Under Mao Zedong they would undoubtedly have been executed, but the paramount leader Deng Xiaoping was consolidating his power. He ordered that the experiment of the villagers be studied, and then replicated across China. So began the modernization of China. The approach was copied in India and other countries, and marked the beginning of the neoliberal hegemony.

Those who praise China’s “economic progress since 1949” are glibly glossing over the great socialist famines that killed 60 million people from starvation. The progress dates from 1978, not 1949, and it was the brave farmers of Xiaogang who led the way. It was not socialism but its abandonment, and the spread of neoliberal policies that paved the way to success.

Is this something we should regret? Not at all.

  • 2 billion people were lifted out of subsistence and starvation
  • The average incomes of the world’s poor doubled in real terms
  • Life expectancy doubled
  • Deaths in childbirth and infancy became a fraction of what they had been
  • Access to sufficient food, healthcare and education reached unprecedented levels

Did it increase inequality? Yes, it did within countries. This always happens when countries embark on that upward road to growth and prosperity. Inequality increases at first, then levels off and subsequently declines. But inequality decreased between countries as poor countries vied to join the ranks of richer ones.

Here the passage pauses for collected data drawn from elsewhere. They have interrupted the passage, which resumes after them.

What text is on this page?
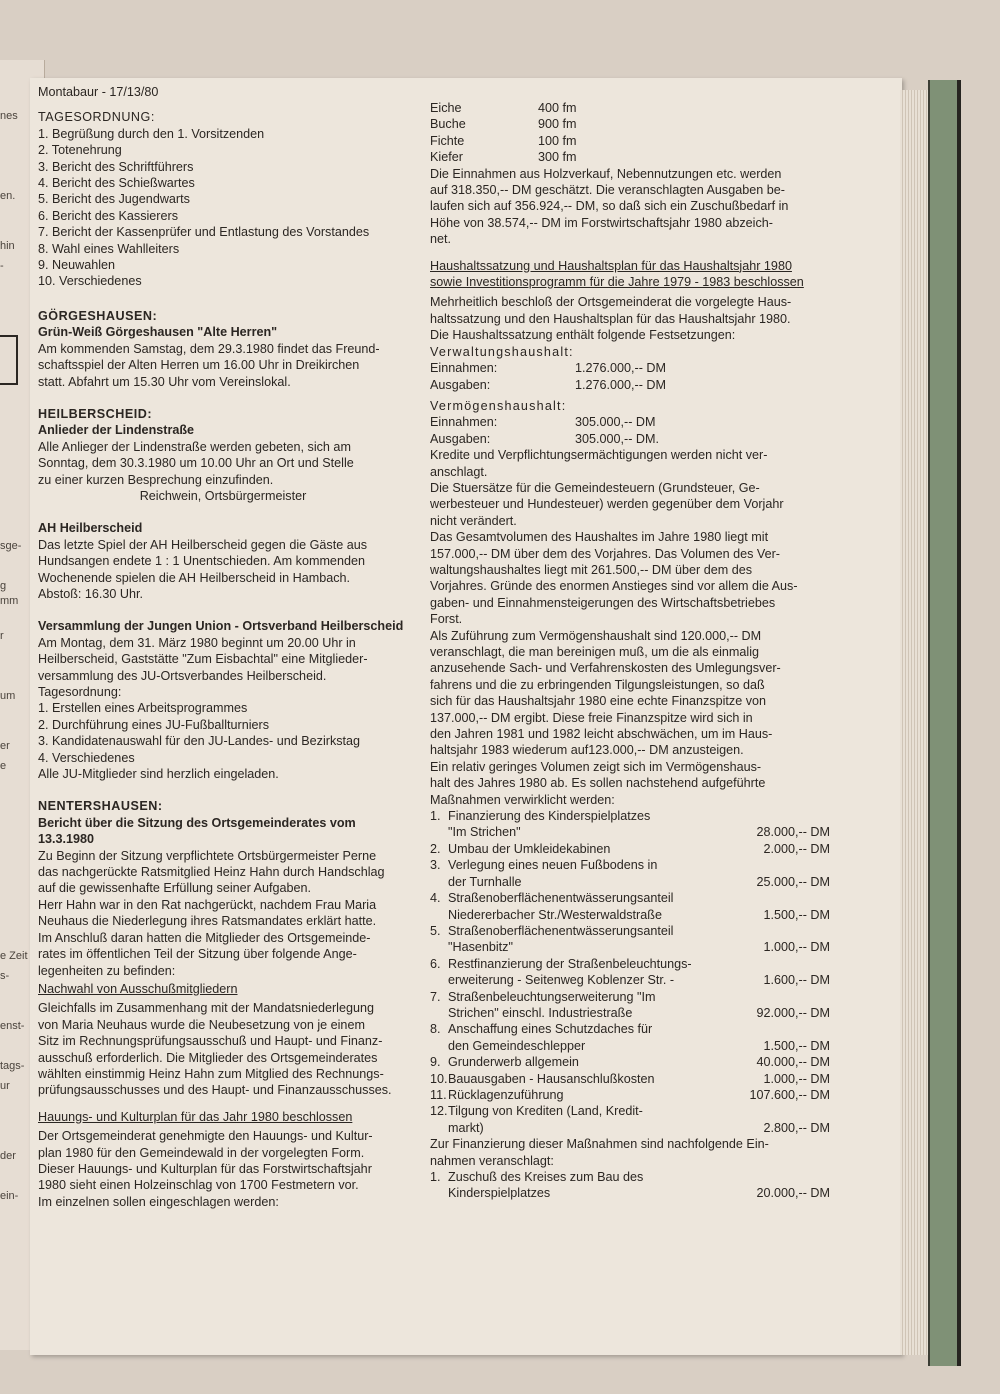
nes
en.
hin
-
sge-
g
mm
r
um
er
e
e Zeit
s-
enst-
tags-
ur
der
ein-
Montabaur - 17/13/80
TAGESORDNUNG:
1. Begrüßung durch den 1. Vorsitzenden
2. Totenehrung
3. Bericht des Schriftführers
4. Bericht des Schießwartes
5. Bericht des Jugendwarts
6. Bericht des Kassierers
7. Bericht der Kassenprüfer und Entlastung des Vorstandes
8. Wahl eines Wahlleiters
9. Neuwahlen
10. Verschiedenes
GÖRGESHAUSEN:
Grün-Weiß Görgeshausen "Alte Herren"
Am kommenden Samstag, dem 29.3.1980 findet das Freund-
schaftsspiel der Alten Herren um 16.00 Uhr in Dreikirchen
statt. Abfahrt um 15.30 Uhr vom Vereinslokal.
HEILBERSCHEID:
Anlieder der Lindenstraße
Alle Anlieger der Lindenstraße werden gebeten, sich am
Sonntag, dem 30.3.1980 um 10.00 Uhr an Ort und Stelle
zu einer kurzen Besprechung einzufinden.
Reichwein, Ortsbürgermeister
AH Heilberscheid
Das letzte Spiel der AH Heilberscheid gegen die Gäste aus
Hundsangen endete 1 : 1 Unentschieden. Am kommenden
Wochenende spielen die AH Heilberscheid in Hambach.
Abstoß: 16.30 Uhr.
Versammlung der Jungen Union - Ortsverband Heilberscheid
Am Montag, dem 31. März 1980 beginnt um 20.00 Uhr in
Heilberscheid, Gaststätte "Zum Eisbachtal" eine Mitglieder-
versammlung des JU-Ortsverbandes Heilberscheid.
Tagesordnung:
1. Erstellen eines Arbeitsprogrammes
2. Durchführung eines JU-Fußballturniers
3. Kandidatenauswahl für den JU-Landes- und Bezirkstag
4. Verschiedenes
Alle JU-Mitglieder sind herzlich eingeladen.
NENTERSHAUSEN:
Bericht über die Sitzung des Ortsgemeinderates vom 13.3.1980
Zu Beginn der Sitzung verpflichtete Ortsbürgermeister Perne
das nachgerückte Ratsmitglied Heinz Hahn durch Handschlag
auf die gewissenhafte Erfüllung seiner Aufgaben.
Herr Hahn war in den Rat nachgerückt, nachdem Frau Maria
Neuhaus die Niederlegung ihres Ratsmandates erklärt hatte.
Im Anschluß daran hatten die Mitglieder des Ortsgemeinde-
rates im öffentlichen Teil der Sitzung über folgende Ange-
legenheiten zu befinden:
Nachwahl von Ausschußmitgliedern
Gleichfalls im Zusammenhang mit der Mandatsniederlegung
von Maria Neuhaus wurde die Neubesetzung von je einem
Sitz im Rechnungsprüfungsausschuß und Haupt- und Finanz-
ausschuß erforderlich. Die Mitglieder des Ortsgemeinderates
wählten einstimmig Heinz Hahn zum Mitglied des Rechnungs-
prüfungsausschusses und des Haupt- und Finanzausschusses.
Hauungs- und Kulturplan für das Jahr 1980 beschlossen
Der Ortsgemeinderat genehmigte den Hauungs- und Kultur-
plan 1980 für den Gemeindewald in der vorgelegten Form.
Dieser Hauungs- und Kulturplan für das Forstwirtschaftsjahr
1980 sieht einen Holzeinschlag von 1700 Festmetern vor.
Im einzelnen sollen eingeschlagen werden:
Eiche	400 fm
Buche	900 fm
Fichte	100 fm
Kiefer	300 fm
Die Einnahmen aus Holzverkauf, Nebennutzungen etc. werden
auf 318.350,-- DM geschätzt. Die veranschlagten Ausgaben be-
laufen sich auf 356.924,-- DM, so daß sich ein Zuschußbedarf in
Höhe von 38.574,-- DM im Forstwirtschaftsjahr 1980 abzeich-
net.
Haushaltssatzung und Haushaltsplan für das Haushaltsjahr 1980
sowie Investitionsprogramm für die Jahre 1979 - 1983 beschlossen
Mehrheitlich beschloß der Ortsgemeinderat die vorgelegte Haus-
haltssatzung und den Haushaltsplan für das Haushaltsjahr 1980.
Die Haushaltssatzung enthält folgende Festsetzungen:
Verwaltungshaushalt:
Einnahmen:	1.276.000,-- DM
Ausgaben:	1.276.000,-- DM
Vermögenshaushalt:
Einnahmen:	305.000,-- DM
Ausgaben:	305.000,-- DM.
Kredite und Verpflichtungsermächtigungen werden nicht ver-
anschlagt.
Die Stuersätze für die Gemeindesteuern (Grundsteuer, Ge-
werbesteuer und Hundesteuer) werden gegenüber dem Vorjahr
nicht verändert.
Das Gesamtvolumen des Haushaltes im Jahre 1980 liegt mit
157.000,-- DM über dem des Vorjahres. Das Volumen des Ver-
waltungshaushaltes liegt mit 261.500,-- DM über dem des
Vorjahres. Gründe des enormen Anstieges sind vor allem die Aus-
gaben- und Einnahmensteigerungen des Wirtschaftsbetriebes
Forst.
Als Zuführung zum Vermögenshaushalt sind 120.000,-- DM
veranschlagt, die man bereinigen muß, um die als einmalig
anzusehende Sach- und Verfahrenskosten des Umlegungsver-
fahrens und die zu erbringenden Tilgungsleistungen, so daß
sich für das Haushaltsjahr 1980 eine echte Finanzspitze von
137.000,-- DM ergibt. Diese freie Finanzspitze wird sich in
den Jahren 1981 und 1982 leicht abschwächen, um im Haus-
haltsjahr 1983 wiederum auf123.000,-- DM anzusteigen.
Ein relativ geringes Volumen zeigt sich im Vermögenshaus-
halt des Jahres 1980 ab. Es sollen nachstehend aufgeführte
Maßnahmen verwirklicht werden:
1. Finanzierung des Kinderspielplatzes
"Im Strichen"	28.000,-- DM
2. Umbau der Umkleidekabinen	2.000,-- DM
3. Verlegung eines neuen Fußbodens in
der Turnhalle	25.000,-- DM
4. Straßenoberflächenentwässerungsanteil
Niedererbacher Str./Westerwaldstraße	1.500,-- DM
5. Straßenoberflächenentwässerungsanteil
"Hasenbitz"	1.000,-- DM
6. Restfinanzierung der Straßenbeleuchtungs-
erweiterung - Seitenweg Koblenzer Str. -	1.600,-- DM
7. Straßenbeleuchtungserweiterung "Im
Strichen" einschl. Industriestraße	92.000,-- DM
8. Anschaffung eines Schutzdaches für
den Gemeindeschlepper	1.500,-- DM
9. Grunderwerb allgemein	40.000,-- DM
10. Bauausgaben - Hausanschlußkosten	1.000,-- DM
11. Rücklagenzuführung	107.600,-- DM
12. Tilgung von Krediten (Land, Kredit-
markt)	2.800,-- DM
Zur Finanzierung dieser Maßnahmen sind nachfolgende Ein-
nahmen veranschlagt:
1. Zuschuß des Kreises zum Bau des
Kinderspielplatzes	20.000,-- DM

However, neoliberals think that absolute command of resources matters more. Access to enough food, healthcare and education is more important than the gap between rich and poor. Will there be food on the table on Friday? Do the children have a safe place to sleep? Can our parents get though winter? These things matter more than how far ahead rich people might be. Neoliberalism brings the greatest help to those who need it most – those on the bottom rung of society.

Should we regret what it has achieved? Absolutely not. We can be justly proud that we have discovered a formula that uplifts the common lot of humanity. Its achievements cannot be ignored, because they are real-world facts, not some fancy theory of what might happen. They did happen. Is neoliberalism the last word in economic progress? Probably not. It is essentially empirical. If something better comes along, it might well replace it.

But that is no reason to regret what it has achieved. It is the best system we have yet found to bring decent lives to ordinary people around the world. We should no more regret it than we should regret the Reformation, the Renaissance, the Enlightenment, or the Industrial Revolution.

We carried the torch for a time and we let its blaze light up the world. We should honour it and exult in its achievements, and reject emphatically any idea that we should regret it.